The Third Party for America, officially the Southern National Third Party for America, was an American political party that was founded in 1965 by former Republican Party member Juan Elgin. The party was founded as the Third Party of America, but the name was later changed.

==History==
Juan Elgin was a former member of the Alabama Republican Party State Executive Committee, and founded the party in 1965. In the announcement of the party's formation, he criticized the United States involvement in the Vietnam War. He praised then-Governor of Alabama George Wallace, and criticized the boycott of products made in Alabama that was launched by Martin Luther King Jr. He attempted to block Republican candidates from appearing on the ballot in 1966, as they were not selected through a primary. That year, he pledged to support Wallace for president in 1968.

The party fielded its first candidates in the 1966 election, in one statewide race and various local races, including the 1966 Macon County, Alabama Sheriff election. Elgin qualified for the ballot in the 1966 United States Senate election in Alabama, as the first statewide candidate for the party.

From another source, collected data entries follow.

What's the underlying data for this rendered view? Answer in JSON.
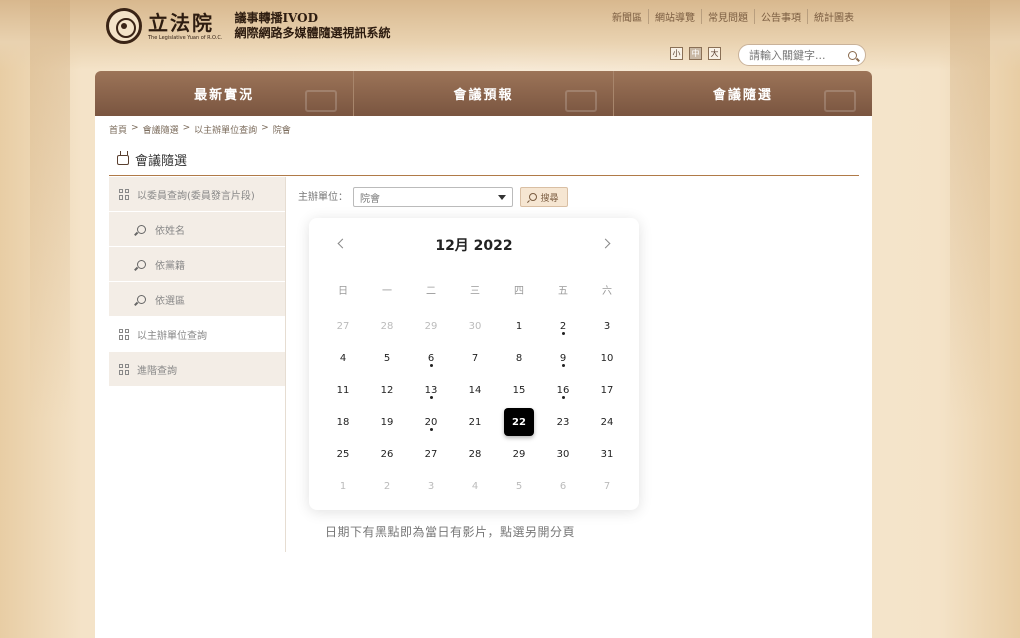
{
  "header": {
    "logo_text": "立法院",
    "logo_subtitle": "The Legislative Yuan of R.O.C.",
    "system_title_line1": "議事轉播IVOD",
    "system_title_line2": "網際網路多媒體隨選視訊系統",
    "top_links": [
      "新聞區",
      "網站導覽",
      "常見問題",
      "公告事項",
      "統計圖表"
    ],
    "font_sizes": [
      "小",
      "中",
      "大"
    ],
    "search_placeholder": "請輸入關鍵字..."
  },
  "nav": {
    "items": [
      "最新實況",
      "會議預報",
      "會議隨選"
    ]
  },
  "breadcrumb": [
    "首頁",
    ">",
    "會議隨選",
    ">",
    "以主辦單位查詢",
    ">",
    "院會"
  ],
  "page_title": "會議隨選",
  "sidebar": {
    "items": [
      {
        "label": "以委員查詢(委員發言片段)"
      },
      {
        "label": "依姓名"
      },
      {
        "label": "依黨籍"
      },
      {
        "label": "依選區"
      },
      {
        "label": "以主辦單位查詢"
      },
      {
        "label": "進階查詢"
      }
    ]
  },
  "filter": {
    "unit_label": "主辦單位：",
    "unit_value": "院會",
    "search_button": "搜尋"
  },
  "calendar": {
    "title": "12月 2022",
    "weekdays": [
      "日",
      "一",
      "二",
      "三",
      "四",
      "五",
      "六"
    ],
    "days": [
      {
        "d": "27",
        "other": true
      },
      {
        "d": "28",
        "other": true
      },
      {
        "d": "29",
        "other": true
      },
      {
        "d": "30",
        "other": true
      },
      {
        "d": "1"
      },
      {
        "d": "2",
        "dot": true
      },
      {
        "d": "3"
      },
      {
        "d": "4"
      },
      {
        "d": "5"
      },
      {
        "d": "6",
        "dot": true
      },
      {
        "d": "7"
      },
      {
        "d": "8"
      },
      {
        "d": "9",
        "dot": true
      },
      {
        "d": "10"
      },
      {
        "d": "11"
      },
      {
        "d": "12"
      },
      {
        "d": "13",
        "dot": true
      },
      {
        "d": "14"
      },
      {
        "d": "15"
      },
      {
        "d": "16",
        "dot": true
      },
      {
        "d": "17"
      },
      {
        "d": "18"
      },
      {
        "d": "19"
      },
      {
        "d": "20",
        "dot": true
      },
      {
        "d": "21"
      },
      {
        "d": "22",
        "selected": true
      },
      {
        "d": "23"
      },
      {
        "d": "24"
      },
      {
        "d": "25"
      },
      {
        "d": "26"
      },
      {
        "d": "27"
      },
      {
        "d": "28"
      },
      {
        "d": "29"
      },
      {
        "d": "30"
      },
      {
        "d": "31"
      },
      {
        "d": "1",
        "other": true
      },
      {
        "d": "2",
        "other": true
      },
      {
        "d": "3",
        "other": true
      },
      {
        "d": "4",
        "other": true
      },
      {
        "d": "5",
        "other": true
      },
      {
        "d": "6",
        "other": true
      },
      {
        "d": "7",
        "other": true
      }
    ]
  },
  "hint": "日期下有黑點即為當日有影片，點選另開分頁",
  "colors": {
    "nav_bg": "#8a6249",
    "accent_rule": "#b07a48",
    "selected_day": "#000000"
  }
}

The party appeared in the third column of the ballot, as parties were sorted alphabetically by law.

In 1967, the party ran a candidate for public works commissioner in Montgomery twice, in both a special and general election.

The party was considered inactive in 1968 and did not return. (Note: The Huntsville Times reported in 1970 that the party had fielded candidates in the 1968 election, but there are no sources covering any candidates from 1968.)